We are reaching peak pollination time here in Trumansburg. When we think of pollination these days, we think of environmental threats to honeybees. It’s commonly said that commercial crops will fail if they don’t have honeybees to pollinate them. But then, that’s because commercial crops are grown in a monoculture, rather than in diverse intermixtures. Large areas with only one kind of plant growing don’t attract native pollinators, because they offer feast-or-famine nectar and few resources for raising young.
The problems conventional agriculture has with pollination offer just one more example of how systems that at first seem to be designed for peak efficiency actually end up creating a range of unanticipated problems that drain resources, resulting in an operation that’s far from optimized. We see another equivalent in new systems of automated marketing and automated market research, where efforts to scale end up alienating the very consumers that are supposedly being managed more efficiently. Programs that seek to atomize natural relationships have a history of causing their complex interactions to fall apart.

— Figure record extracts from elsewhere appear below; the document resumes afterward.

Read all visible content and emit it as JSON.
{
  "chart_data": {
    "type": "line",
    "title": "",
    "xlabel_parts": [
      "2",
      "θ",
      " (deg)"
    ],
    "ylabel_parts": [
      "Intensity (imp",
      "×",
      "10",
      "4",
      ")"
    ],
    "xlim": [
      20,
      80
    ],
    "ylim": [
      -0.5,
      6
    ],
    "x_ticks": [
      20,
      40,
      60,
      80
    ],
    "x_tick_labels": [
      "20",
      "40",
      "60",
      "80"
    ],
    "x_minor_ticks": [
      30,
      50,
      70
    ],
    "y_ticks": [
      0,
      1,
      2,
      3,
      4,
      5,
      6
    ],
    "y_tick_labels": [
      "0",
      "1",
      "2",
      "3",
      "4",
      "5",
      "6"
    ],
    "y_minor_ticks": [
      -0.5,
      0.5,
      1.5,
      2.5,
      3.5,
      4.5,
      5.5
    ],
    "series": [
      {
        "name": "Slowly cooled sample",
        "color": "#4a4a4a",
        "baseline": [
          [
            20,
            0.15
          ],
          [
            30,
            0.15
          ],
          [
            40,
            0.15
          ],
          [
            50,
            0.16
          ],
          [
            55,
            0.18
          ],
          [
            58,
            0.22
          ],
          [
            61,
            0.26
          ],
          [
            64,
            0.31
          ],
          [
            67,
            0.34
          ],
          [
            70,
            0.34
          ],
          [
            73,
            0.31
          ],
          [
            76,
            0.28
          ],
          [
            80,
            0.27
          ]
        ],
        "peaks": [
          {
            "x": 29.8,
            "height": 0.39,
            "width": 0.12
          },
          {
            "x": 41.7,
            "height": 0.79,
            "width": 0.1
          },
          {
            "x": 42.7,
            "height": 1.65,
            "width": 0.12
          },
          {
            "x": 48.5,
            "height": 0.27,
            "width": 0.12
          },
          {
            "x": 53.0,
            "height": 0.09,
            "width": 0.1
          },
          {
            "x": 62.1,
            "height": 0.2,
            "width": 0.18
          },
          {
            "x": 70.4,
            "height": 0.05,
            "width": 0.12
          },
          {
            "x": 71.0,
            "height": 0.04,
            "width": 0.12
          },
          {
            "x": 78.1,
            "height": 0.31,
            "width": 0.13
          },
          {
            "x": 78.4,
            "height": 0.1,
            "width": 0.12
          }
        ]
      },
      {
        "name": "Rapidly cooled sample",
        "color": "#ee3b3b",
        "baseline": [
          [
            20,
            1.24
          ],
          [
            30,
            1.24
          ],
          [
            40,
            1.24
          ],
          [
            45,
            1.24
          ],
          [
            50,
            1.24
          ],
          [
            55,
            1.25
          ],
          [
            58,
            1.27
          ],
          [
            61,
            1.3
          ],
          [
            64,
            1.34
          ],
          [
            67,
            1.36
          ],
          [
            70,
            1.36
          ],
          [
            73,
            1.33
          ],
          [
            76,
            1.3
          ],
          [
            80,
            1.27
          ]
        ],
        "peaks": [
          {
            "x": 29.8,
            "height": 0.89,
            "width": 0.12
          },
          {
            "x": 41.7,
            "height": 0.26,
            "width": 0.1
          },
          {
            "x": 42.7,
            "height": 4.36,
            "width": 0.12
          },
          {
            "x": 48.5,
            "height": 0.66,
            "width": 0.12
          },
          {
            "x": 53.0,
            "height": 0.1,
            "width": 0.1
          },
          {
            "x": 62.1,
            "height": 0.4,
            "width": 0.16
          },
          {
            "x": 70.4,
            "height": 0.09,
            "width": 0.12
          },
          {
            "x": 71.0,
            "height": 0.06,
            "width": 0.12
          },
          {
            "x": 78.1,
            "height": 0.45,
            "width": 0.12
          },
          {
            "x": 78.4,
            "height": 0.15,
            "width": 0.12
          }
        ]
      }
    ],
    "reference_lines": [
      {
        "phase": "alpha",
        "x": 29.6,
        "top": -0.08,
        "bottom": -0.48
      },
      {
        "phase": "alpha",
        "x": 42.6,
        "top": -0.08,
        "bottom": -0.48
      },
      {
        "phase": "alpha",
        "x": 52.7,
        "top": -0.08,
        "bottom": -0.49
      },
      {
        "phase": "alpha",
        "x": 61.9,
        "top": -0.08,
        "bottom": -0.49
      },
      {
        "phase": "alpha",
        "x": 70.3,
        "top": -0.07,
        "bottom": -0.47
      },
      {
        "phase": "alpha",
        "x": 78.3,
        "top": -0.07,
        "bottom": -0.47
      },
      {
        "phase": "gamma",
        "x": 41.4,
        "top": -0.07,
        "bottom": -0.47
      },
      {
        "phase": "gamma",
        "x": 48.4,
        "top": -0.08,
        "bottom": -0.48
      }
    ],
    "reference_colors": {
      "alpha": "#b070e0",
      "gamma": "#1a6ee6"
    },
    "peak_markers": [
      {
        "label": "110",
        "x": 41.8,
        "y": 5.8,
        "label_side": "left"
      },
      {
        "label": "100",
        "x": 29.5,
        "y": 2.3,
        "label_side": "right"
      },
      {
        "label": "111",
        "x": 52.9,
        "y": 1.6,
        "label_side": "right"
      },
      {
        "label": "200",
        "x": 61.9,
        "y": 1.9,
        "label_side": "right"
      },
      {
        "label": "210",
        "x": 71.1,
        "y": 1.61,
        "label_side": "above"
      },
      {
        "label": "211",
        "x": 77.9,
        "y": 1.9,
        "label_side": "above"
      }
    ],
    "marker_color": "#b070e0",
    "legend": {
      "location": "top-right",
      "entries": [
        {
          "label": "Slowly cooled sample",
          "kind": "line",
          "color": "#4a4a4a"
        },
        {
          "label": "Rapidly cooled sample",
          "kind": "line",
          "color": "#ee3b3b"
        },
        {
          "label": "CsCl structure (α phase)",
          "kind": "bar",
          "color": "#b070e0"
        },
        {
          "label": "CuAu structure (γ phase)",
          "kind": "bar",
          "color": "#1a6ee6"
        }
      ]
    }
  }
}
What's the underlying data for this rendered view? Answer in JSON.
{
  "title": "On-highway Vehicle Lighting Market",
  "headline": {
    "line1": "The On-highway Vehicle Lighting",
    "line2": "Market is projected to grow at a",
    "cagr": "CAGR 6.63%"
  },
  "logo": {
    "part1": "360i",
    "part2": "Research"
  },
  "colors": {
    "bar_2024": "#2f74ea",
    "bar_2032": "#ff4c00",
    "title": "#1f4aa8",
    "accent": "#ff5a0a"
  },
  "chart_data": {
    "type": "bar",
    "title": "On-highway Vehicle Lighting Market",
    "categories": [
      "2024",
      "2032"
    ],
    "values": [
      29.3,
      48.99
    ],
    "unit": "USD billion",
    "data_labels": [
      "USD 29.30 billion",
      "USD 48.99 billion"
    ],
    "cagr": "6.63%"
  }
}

In my garden, I don’t plant in neat rows, and I don’t force plants to stay put in tidy arrangements. That means that some plants end up not working out, but failure is something every gardener, like every marketer, has learn to put in perspective. As a gardener, I recognize that the plants I introduce have their own ways of taking root and bearing fruit – most of which I will never understand. By taking a light hand with my garden, I end up with combinations of plants that accommodate each other, and give space to each other to effectively flower and reproduce.
The resulting garden supports more than just a biodiversity of plant life. A variety of native pollinators make their home in my garden as well. They were on clear display this afternoon’s warm sun, flying from blossom to blossom in dizzying loops and spirals.
As the following sample of slow motion videos of their flights shows, honeybees were just one part of this intricate dance. Our professional culture, like our horticulture, needs more than just worker bees.